Posts Tagged ‘toner’

Your Brother printer and you: How to get more life out of that toner cartridge.

I bought a couple Brother laser printers for here at work, a HL-2040 and one of their multifunction printer/copiers. They’re generally okay; they’re not great like the Xerox that would not stop running or the current HP LaserJet that replaced the Xerox but cannot replace its memory.

My two constant complaints with these printers is that 1) they curl pages, and 2) the printer thinks the toner cartridge is empty long before it actually is.

As it turns out, #1 is just a function of Brother printers being pretty much cheap crap. Not to say you don’t good bang for your buck, but you also get bad curl for your page. So much for that.

But #2 seems either malicious on Brother’s part, or incompetent on their engineer’s part. The sensor that detects low toner is placed above the empty level so there’s still toner left when the printer errors out and won’t let you print any more.

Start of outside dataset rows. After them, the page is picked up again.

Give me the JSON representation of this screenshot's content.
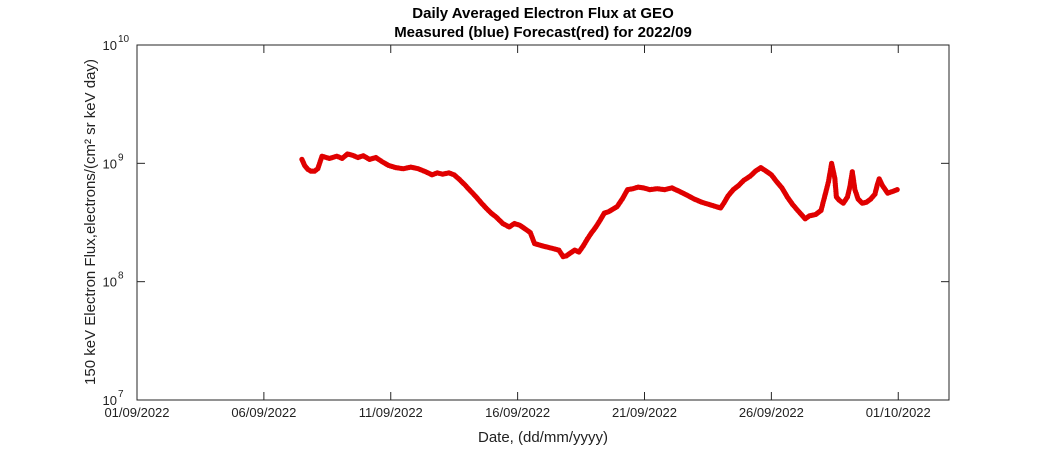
{
  "chart_data": {
    "type": "scatter",
    "title": "Daily Averaged Electron Flux at GEO",
    "subtitle": "Measured (blue) Forecast(red) for 2022/09",
    "xlabel": "Date, (dd/mm/yyyy)",
    "ylabel": "150 keV Electron Flux,electrons/(cm² sr keV day)",
    "y_scale": "log",
    "ylim": [
      10000000.0,
      10000000000.0
    ],
    "y_ticks": [
      {
        "value": 10000000.0,
        "base": "10",
        "exp": "7"
      },
      {
        "value": 100000000.0,
        "base": "10",
        "exp": "8"
      },
      {
        "value": 1000000000.0,
        "base": "10",
        "exp": "9"
      },
      {
        "value": 10000000000.0,
        "base": "10",
        "exp": "10"
      }
    ],
    "xlim": [
      "2022-09-01",
      "2022-10-03"
    ],
    "x_ticks": [
      {
        "date": "2022-09-01",
        "label": "01/09/2022"
      },
      {
        "date": "2022-09-06",
        "label": "06/09/2022"
      },
      {
        "date": "2022-09-11",
        "label": "11/09/2022"
      },
      {
        "date": "2022-09-16",
        "label": "16/09/2022"
      },
      {
        "date": "2022-09-21",
        "label": "21/09/2022"
      },
      {
        "date": "2022-09-26",
        "label": "26/09/2022"
      },
      {
        "date": "2022-10-01",
        "label": "01/10/2022"
      }
    ],
    "grid": false,
    "series": [
      {
        "color": "#e00000",
        "x": [
          "2022-09-07 12:00",
          "2022-09-07 14:30",
          "2022-09-07 17:30",
          "2022-09-07 20:30",
          "2022-09-08 00:00",
          "2022-09-08 03:00",
          "2022-09-08 07:00",
          "2022-09-08 14:00",
          "2022-09-08 21:00",
          "2022-09-09 02:00",
          "2022-09-09 07:00",
          "2022-09-09 12:00",
          "2022-09-09 17:00",
          "2022-09-09 22:00",
          "2022-09-10 04:00",
          "2022-09-10 10:00",
          "2022-09-10 16:00",
          "2022-09-10 22:00",
          "2022-09-11 05:00",
          "2022-09-11 12:00",
          "2022-09-11 19:00",
          "2022-09-12 02:00",
          "2022-09-12 09:00",
          "2022-09-12 15:00",
          "2022-09-12 20:00",
          "2022-09-13 01:00",
          "2022-09-13 07:00",
          "2022-09-13 12:00",
          "2022-09-13 17:00",
          "2022-09-13 22:00",
          "2022-09-14 03:00",
          "2022-09-14 08:00",
          "2022-09-14 13:00",
          "2022-09-14 18:00",
          "2022-09-14 23:00",
          "2022-09-15 04:00",
          "2022-09-15 10:00",
          "2022-09-15 16:00",
          "2022-09-15 21:00",
          "2022-09-16 02:00",
          "2022-09-16 07:00",
          "2022-09-16 12:00",
          "2022-09-16 16:00",
          "2022-09-16 20:00",
          "2022-09-17 00:00",
          "2022-09-17 05:00",
          "2022-09-17 10:00",
          "2022-09-17 15:00",
          "2022-09-17 19:00",
          "2022-09-17 22:00",
          "2022-09-18 02:00",
          "2022-09-18 06:00",
          "2022-09-18 10:00",
          "2022-09-18 14:00",
          "2022-09-18 18:00",
          "2022-09-18 22:00",
          "2022-09-19 02:00",
          "2022-09-19 06:00",
          "2022-09-19 10:00",
          "2022-09-19 14:00",
          "2022-09-19 18:00",
          "2022-09-19 22:00",
          "2022-09-20 03:00",
          "2022-09-20 08:00",
          "2022-09-20 13:00",
          "2022-09-20 18:00",
          "2022-09-20 23:00",
          "2022-09-21 05:00",
          "2022-09-21 12:00",
          "2022-09-21 19:00",
          "2022-09-22 02:00",
          "2022-09-22 09:00",
          "2022-09-22 16:00",
          "2022-09-22 23:00",
          "2022-09-23 06:00",
          "2022-09-23 13:00",
          "2022-09-23 20:00",
          "2022-09-24 00:00",
          "2022-09-24 03:00",
          "2022-09-24 07:00",
          "2022-09-24 12:00",
          "2022-09-24 17:00",
          "2022-09-24 22:00",
          "2022-09-25 04:00",
          "2022-09-25 09:00",
          "2022-09-25 14:00",
          "2022-09-25 19:00",
          "2022-09-26 00:00",
          "2022-09-26 05:00",
          "2022-09-26 10:00",
          "2022-09-26 15:00",
          "2022-09-26 20:00",
          "2022-09-27 02:00",
          "2022-09-27 08:00",
          "2022-09-27 12:00",
          "2022-09-27 18:00",
          "2022-09-27 23:00",
          "2022-09-28 03:00",
          "2022-09-28 06:00",
          "2022-09-28 09:00",
          "2022-09-28 12:00",
          "2022-09-28 13:30",
          "2022-09-28 16:00",
          "2022-09-28 20:00",
          "2022-09-29 00:00",
          "2022-09-29 02:30",
          "2022-09-29 04:30",
          "2022-09-29 07:00",
          "2022-09-29 10:00",
          "2022-09-29 14:00",
          "2022-09-29 18:00",
          "2022-09-29 22:00",
          "2022-09-30 02:00",
          "2022-09-30 04:00",
          "2022-09-30 06:00",
          "2022-09-30 09:00",
          "2022-09-30 14:00",
          "2022-09-30 19:00",
          "2022-09-30 23:00"
        ],
        "y": [
          1080000000.0,
          960000000.0,
          890000000.0,
          860000000.0,
          860000000.0,
          900000000.0,
          1150000000.0,
          1100000000.0,
          1150000000.0,
          1100000000.0,
          1200000000.0,
          1170000000.0,
          1120000000.0,
          1160000000.0,
          1080000000.0,
          1120000000.0,
          1030000000.0,
          960000000.0,
          920000000.0,
          900000000.0,
          930000000.0,
          900000000.0,
          850000000.0,
          800000000.0,
          830000000.0,
          810000000.0,
          830000000.0,
          800000000.0,
          730000000.0,
          660000000.0,
          590000000.0,
          530000000.0,
          470000000.0,
          420000000.0,
          380000000.0,
          350000000.0,
          310000000.0,
          290000000.0,
          310000000.0,
          300000000.0,
          280000000.0,
          260000000.0,
          210000000.0,
          205000000.0,
          200000000.0,
          195000000.0,
          190000000.0,
          185000000.0,
          163000000.0,
          165000000.0,
          175000000.0,
          185000000.0,
          178000000.0,
          200000000.0,
          230000000.0,
          260000000.0,
          290000000.0,
          330000000.0,
          380000000.0,
          390000000.0,
          410000000.0,
          430000000.0,
          500000000.0,
          600000000.0,
          610000000.0,
          630000000.0,
          620000000.0,
          600000000.0,
          610000000.0,
          600000000.0,
          620000000.0,
          580000000.0,
          540000000.0,
          500000000.0,
          470000000.0,
          450000000.0,
          430000000.0,
          420000000.0,
          460000000.0,
          530000000.0,
          600000000.0,
          650000000.0,
          720000000.0,
          780000000.0,
          860000000.0,
          920000000.0,
          860000000.0,
          800000000.0,
          700000000.0,
          620000000.0,
          520000000.0,
          450000000.0,
          390000000.0,
          340000000.0,
          360000000.0,
          370000000.0,
          400000000.0,
          550000000.0,
          700000000.0,
          1000000000.0,
          750000000.0,
          520000000.0,
          490000000.0,
          460000000.0,
          520000000.0,
          650000000.0,
          850000000.0,
          600000000.0,
          500000000.0,
          460000000.0,
          470000000.0,
          500000000.0,
          550000000.0,
          650000000.0,
          740000000.0,
          650000000.0,
          560000000.0,
          580000000.0,
          600000000.0
        ]
      }
    ]
  }
}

Why it does this instead of simply printing until I can see that the toner is gone is beyond me; it’s disgustingly wasteful.

But though you can’t do anything about #1, you most certainly can deal with #2. This advice, though, comes without warranty. If you wreck your printer or something, don’t come complaining to me about this. For all I know, this is not safe.

If the printer is erroring out, saying that you are out of toner, place a bit of electrical tape over the sensors windows on each side of the toner cartridge. To do this you have to lift the cover, pull the drum out, remove the cartridge from the drum, and locate the windows. They should be small, round, semi-translucent windows on each side of the cartridge. Both will be located in exactly the same spot, as it seems the toner sensor is optical and basically shines a light right through to detect the toner level.

Place small bits of electrical tape or something else vaguely dark over the apertures, slide the cartridge back into the drum, slide the assembly back into the printer, close the top, and away you go. You will probably get at least 50% more life out of those cartridges.